ASPIRin: Action Space Projection for Interactivity-Optimized Reinforcement Learning in Full-Duplex Speech Language Models

April 11, 2026 · Grace Period · + Add venue

Authors Chi-Yuan Hsiao, Ke-Han Lu, Yu-Kuan Fu, Guan-Ting Lin, Hsiao-Tsung Hung, Hung-yi Lee arXiv ID 2604.10065 Category cs.CL: Computation & Language Cross-listed cs.AI, cs.SD, eess.AS Citations 0

Abstract

End-to-end full-duplex Speech Language Models (SLMs) require precise turn-taking for natural interaction. However, optimizing temporal dynamics via standard raw-token reinforcement learning (RL) degrades semantic quality, causing severe generative collapse and repetition.

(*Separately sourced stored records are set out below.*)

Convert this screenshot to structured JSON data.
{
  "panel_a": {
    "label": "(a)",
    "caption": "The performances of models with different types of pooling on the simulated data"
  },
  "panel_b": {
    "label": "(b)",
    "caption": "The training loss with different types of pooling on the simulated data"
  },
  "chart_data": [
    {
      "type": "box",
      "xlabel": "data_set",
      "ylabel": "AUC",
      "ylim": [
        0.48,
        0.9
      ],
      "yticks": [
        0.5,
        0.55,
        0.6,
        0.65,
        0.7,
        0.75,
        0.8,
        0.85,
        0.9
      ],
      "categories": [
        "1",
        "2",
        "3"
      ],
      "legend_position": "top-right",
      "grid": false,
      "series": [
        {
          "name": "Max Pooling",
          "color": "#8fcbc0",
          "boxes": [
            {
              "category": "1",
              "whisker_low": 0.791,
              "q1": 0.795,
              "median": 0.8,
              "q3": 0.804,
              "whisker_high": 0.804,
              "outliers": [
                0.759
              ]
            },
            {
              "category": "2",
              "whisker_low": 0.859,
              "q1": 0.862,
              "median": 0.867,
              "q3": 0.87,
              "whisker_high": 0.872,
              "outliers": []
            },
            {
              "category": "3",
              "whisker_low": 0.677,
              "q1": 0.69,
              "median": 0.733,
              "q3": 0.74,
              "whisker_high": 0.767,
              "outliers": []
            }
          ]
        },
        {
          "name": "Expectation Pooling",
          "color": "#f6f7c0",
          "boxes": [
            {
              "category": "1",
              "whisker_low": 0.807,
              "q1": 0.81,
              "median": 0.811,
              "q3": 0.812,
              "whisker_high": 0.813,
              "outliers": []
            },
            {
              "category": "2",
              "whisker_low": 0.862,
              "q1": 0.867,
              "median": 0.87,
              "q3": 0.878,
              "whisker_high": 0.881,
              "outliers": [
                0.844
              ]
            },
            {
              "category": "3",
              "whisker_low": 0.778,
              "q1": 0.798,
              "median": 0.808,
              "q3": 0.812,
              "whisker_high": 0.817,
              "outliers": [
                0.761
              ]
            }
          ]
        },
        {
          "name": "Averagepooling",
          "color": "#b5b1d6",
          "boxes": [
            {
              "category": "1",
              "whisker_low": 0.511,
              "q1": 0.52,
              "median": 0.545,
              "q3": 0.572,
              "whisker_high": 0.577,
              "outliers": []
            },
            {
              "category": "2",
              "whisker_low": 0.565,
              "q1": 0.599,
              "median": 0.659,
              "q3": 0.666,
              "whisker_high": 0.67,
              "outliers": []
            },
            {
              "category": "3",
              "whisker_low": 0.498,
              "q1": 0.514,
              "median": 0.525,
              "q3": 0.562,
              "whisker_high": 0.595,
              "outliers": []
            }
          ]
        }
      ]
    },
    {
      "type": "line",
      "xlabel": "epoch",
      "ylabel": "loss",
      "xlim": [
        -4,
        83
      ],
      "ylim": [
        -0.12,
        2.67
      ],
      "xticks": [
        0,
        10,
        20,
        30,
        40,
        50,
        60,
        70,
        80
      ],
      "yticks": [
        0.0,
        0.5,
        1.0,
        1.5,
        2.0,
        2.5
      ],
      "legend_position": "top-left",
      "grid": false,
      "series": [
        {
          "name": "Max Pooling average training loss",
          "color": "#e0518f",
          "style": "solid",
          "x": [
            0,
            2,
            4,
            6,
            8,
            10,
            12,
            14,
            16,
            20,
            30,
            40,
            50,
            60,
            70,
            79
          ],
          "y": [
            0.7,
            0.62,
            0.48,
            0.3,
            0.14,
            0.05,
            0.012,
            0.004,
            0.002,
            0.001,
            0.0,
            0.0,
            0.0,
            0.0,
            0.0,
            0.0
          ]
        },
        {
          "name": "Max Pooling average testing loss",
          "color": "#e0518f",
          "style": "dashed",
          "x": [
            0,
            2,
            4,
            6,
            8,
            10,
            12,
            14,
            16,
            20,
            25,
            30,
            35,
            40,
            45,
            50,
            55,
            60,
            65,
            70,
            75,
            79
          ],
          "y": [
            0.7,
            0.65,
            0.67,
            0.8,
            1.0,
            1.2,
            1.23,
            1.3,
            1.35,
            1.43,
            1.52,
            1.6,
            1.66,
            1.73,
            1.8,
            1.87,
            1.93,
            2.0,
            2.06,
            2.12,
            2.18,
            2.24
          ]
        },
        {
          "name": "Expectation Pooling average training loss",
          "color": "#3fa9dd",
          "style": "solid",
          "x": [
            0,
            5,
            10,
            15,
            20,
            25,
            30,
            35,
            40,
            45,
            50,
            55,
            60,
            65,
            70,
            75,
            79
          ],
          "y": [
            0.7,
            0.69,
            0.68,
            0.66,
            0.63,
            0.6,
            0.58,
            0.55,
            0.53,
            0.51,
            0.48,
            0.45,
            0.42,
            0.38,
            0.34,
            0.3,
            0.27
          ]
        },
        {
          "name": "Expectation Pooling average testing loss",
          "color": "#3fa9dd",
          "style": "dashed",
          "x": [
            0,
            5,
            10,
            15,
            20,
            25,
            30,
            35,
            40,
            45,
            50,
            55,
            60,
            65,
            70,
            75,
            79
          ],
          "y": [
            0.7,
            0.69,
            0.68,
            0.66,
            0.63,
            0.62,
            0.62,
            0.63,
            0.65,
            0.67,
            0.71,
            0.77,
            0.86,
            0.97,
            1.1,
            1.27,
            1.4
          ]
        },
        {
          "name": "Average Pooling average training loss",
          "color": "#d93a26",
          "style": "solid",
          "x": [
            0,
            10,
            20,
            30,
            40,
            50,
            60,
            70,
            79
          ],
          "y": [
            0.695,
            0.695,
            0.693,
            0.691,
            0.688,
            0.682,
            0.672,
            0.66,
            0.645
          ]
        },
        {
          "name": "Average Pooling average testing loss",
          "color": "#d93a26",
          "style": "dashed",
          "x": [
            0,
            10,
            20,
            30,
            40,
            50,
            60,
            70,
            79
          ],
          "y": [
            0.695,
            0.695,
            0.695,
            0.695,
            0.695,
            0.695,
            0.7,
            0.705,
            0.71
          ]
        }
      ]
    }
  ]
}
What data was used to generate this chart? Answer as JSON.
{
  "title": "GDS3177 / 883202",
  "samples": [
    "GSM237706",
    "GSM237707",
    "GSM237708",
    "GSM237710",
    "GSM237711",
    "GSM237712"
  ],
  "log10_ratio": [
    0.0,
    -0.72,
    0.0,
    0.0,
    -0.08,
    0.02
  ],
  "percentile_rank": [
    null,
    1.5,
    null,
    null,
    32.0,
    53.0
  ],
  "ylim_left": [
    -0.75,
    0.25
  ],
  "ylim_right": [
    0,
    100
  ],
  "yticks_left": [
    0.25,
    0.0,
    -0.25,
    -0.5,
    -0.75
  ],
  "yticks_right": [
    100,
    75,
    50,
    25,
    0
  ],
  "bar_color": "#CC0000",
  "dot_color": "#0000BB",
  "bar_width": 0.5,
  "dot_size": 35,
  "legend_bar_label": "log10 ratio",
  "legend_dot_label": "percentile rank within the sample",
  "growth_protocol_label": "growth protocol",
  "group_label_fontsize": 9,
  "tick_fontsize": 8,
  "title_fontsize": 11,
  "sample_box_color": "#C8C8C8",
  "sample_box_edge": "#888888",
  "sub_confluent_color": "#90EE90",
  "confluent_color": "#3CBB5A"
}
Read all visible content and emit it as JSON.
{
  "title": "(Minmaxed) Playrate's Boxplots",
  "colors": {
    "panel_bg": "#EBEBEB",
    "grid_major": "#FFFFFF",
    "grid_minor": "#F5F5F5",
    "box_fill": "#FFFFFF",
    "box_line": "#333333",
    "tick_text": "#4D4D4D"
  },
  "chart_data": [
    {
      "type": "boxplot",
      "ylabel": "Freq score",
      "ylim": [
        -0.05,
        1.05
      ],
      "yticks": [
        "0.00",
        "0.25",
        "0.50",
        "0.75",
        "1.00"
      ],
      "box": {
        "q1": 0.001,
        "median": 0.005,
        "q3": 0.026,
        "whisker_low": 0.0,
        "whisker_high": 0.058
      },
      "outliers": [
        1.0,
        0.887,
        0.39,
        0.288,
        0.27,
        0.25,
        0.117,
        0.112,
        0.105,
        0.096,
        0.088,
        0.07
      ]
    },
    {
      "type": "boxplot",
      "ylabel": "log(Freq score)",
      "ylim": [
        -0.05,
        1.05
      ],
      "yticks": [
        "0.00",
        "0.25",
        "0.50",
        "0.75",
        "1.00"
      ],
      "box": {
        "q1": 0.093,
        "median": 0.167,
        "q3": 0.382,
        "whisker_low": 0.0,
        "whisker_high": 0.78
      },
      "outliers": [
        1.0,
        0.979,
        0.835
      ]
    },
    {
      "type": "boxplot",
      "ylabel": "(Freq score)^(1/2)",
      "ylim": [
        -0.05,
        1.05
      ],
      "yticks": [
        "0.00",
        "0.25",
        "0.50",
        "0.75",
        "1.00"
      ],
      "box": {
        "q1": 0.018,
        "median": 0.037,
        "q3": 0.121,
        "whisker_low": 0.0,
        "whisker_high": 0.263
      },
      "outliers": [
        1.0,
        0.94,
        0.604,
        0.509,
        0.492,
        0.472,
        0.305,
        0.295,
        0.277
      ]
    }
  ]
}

We propose ASPIRin, an interactivity-optimized RL framework that explicitly decouples when to speak from what to say. Using Action Space Projection, ASPIRin maps the text vocabulary into a coarse-grained binary state (active speech vs. inactive silence). By applying Group Relative Policy Optimization (GRPO) with rule-based rewards, it balances user interruption and response latency. Empirical evaluations show ASPIRin optimizes interactivity across turn-taking, backchanneling, and pause handling. Crucially, isolating timing from token selection preserves semantic coherence and reduces the portion of duplicate n-grams by over 50% compared to standard GRPO, effectively eliminating degenerative repetition.